Have a personal or library account? Click to login
Interobserver Variability in Cardiovascular FDG PET/CT Analysis in Large Vessel Vasculitis Cover

Interobserver Variability in Cardiovascular FDG PET/CT Analysis in Large Vessel Vasculitis

Open Access
|May 2025

Full Article

Introduction

Integrated positron emission tomography/computed tomography (PET/CT) is the first non-invasive technique to allow precise localization of abnormal isotope uptake in inflamed arterial walls (1, 2). The utility of 18F-fluorodeoxyglucose-PET (18F-FDG PET) as a diagnostic tool in the investigation of vascular disease is based on its ability to detect enhanced glucose uptake from high glycolytic activity of these inflammatory cells (3). PET/CT has a synergistic value for optimal diagnosis, disease activity monitoring, and evaluation of damage progression in large vessel vasculitis (LVV) (4). The sensitivity of PET/CT in identifying findings consistent with LVV has been reported to range from 77–92%, and the specificity from 89–100% (5).

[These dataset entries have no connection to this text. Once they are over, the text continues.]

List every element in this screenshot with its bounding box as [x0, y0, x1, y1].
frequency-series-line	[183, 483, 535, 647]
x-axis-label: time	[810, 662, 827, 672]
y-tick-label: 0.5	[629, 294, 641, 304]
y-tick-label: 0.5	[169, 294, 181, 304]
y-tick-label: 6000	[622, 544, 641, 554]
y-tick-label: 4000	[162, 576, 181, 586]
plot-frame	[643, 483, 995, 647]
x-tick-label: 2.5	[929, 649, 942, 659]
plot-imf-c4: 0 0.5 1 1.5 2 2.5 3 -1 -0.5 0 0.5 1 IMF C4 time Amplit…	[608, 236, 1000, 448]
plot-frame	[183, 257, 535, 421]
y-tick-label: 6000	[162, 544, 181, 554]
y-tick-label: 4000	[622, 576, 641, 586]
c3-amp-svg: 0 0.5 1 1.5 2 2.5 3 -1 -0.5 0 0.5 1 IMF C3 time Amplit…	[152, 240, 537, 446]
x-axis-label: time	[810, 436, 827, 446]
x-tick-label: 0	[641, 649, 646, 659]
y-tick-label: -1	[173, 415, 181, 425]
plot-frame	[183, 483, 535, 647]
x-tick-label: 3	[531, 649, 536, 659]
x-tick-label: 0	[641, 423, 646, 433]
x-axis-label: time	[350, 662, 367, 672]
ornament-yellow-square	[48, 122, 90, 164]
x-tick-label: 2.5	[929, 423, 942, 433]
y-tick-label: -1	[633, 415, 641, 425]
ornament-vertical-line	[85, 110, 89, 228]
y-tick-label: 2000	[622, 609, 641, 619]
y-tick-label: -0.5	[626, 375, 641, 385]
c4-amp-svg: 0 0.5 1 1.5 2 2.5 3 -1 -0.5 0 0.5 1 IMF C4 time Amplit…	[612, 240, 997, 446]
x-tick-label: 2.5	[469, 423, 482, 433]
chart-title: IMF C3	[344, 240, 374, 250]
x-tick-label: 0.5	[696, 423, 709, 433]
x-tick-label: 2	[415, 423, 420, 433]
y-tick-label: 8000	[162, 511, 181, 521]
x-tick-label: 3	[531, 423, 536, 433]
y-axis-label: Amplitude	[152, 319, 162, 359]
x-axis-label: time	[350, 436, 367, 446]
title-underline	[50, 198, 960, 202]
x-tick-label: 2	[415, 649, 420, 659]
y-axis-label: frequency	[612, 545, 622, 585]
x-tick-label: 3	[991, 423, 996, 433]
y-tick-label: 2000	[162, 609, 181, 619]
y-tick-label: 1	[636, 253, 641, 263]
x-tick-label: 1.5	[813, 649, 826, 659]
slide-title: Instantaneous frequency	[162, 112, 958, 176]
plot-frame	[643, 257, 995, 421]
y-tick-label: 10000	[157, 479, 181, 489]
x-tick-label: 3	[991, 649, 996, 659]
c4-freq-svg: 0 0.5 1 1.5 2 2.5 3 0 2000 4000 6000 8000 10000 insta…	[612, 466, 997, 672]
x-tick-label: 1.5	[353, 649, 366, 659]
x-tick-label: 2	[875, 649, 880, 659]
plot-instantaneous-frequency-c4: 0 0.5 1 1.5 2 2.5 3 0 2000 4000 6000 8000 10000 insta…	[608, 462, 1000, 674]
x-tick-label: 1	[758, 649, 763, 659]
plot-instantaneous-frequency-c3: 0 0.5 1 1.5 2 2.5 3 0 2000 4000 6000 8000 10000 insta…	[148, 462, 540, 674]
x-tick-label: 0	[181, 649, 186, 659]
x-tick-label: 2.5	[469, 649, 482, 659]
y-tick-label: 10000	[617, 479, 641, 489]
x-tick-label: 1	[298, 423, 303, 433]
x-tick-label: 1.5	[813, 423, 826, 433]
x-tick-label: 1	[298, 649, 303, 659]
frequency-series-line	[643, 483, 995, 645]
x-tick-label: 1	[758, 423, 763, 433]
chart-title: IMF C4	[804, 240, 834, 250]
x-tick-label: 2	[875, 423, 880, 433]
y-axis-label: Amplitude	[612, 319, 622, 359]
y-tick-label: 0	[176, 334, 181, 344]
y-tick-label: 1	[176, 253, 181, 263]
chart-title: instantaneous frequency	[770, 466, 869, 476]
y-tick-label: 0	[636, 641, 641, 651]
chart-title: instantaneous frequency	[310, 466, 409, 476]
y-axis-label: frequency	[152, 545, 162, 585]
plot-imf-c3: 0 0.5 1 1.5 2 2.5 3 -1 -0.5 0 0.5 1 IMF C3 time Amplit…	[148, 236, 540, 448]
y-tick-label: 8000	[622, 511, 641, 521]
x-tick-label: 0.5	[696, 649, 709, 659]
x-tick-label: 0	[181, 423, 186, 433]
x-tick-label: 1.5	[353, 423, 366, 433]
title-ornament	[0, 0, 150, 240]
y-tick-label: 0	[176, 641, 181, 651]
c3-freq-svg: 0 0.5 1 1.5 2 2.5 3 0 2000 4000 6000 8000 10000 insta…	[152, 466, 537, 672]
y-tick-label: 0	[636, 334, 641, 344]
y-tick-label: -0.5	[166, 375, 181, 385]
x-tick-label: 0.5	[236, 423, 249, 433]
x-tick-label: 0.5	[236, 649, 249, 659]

Currently, PET/CT vasculitis evaluation is derived from recommendations published in 2018 on the diagnosis and follow-up of patients with suspected or diagnosed with LVV (6). Several PET interpretation criteria have been proposed, with the most common over the last 15 years being the use of a visual grading scale (vascular to liver uptake). This is a standardized four-point scale grading system: 0 = no uptake (≤mediastinum); 1 = low-grade uptake (<liver); 2 = intermediate-grade uptake (= liver); 3 = high-grade uptake (>liver). In this system, grade 2 is considered possibly indicative, and grade 3 is considered positive for active LVV (7, 8).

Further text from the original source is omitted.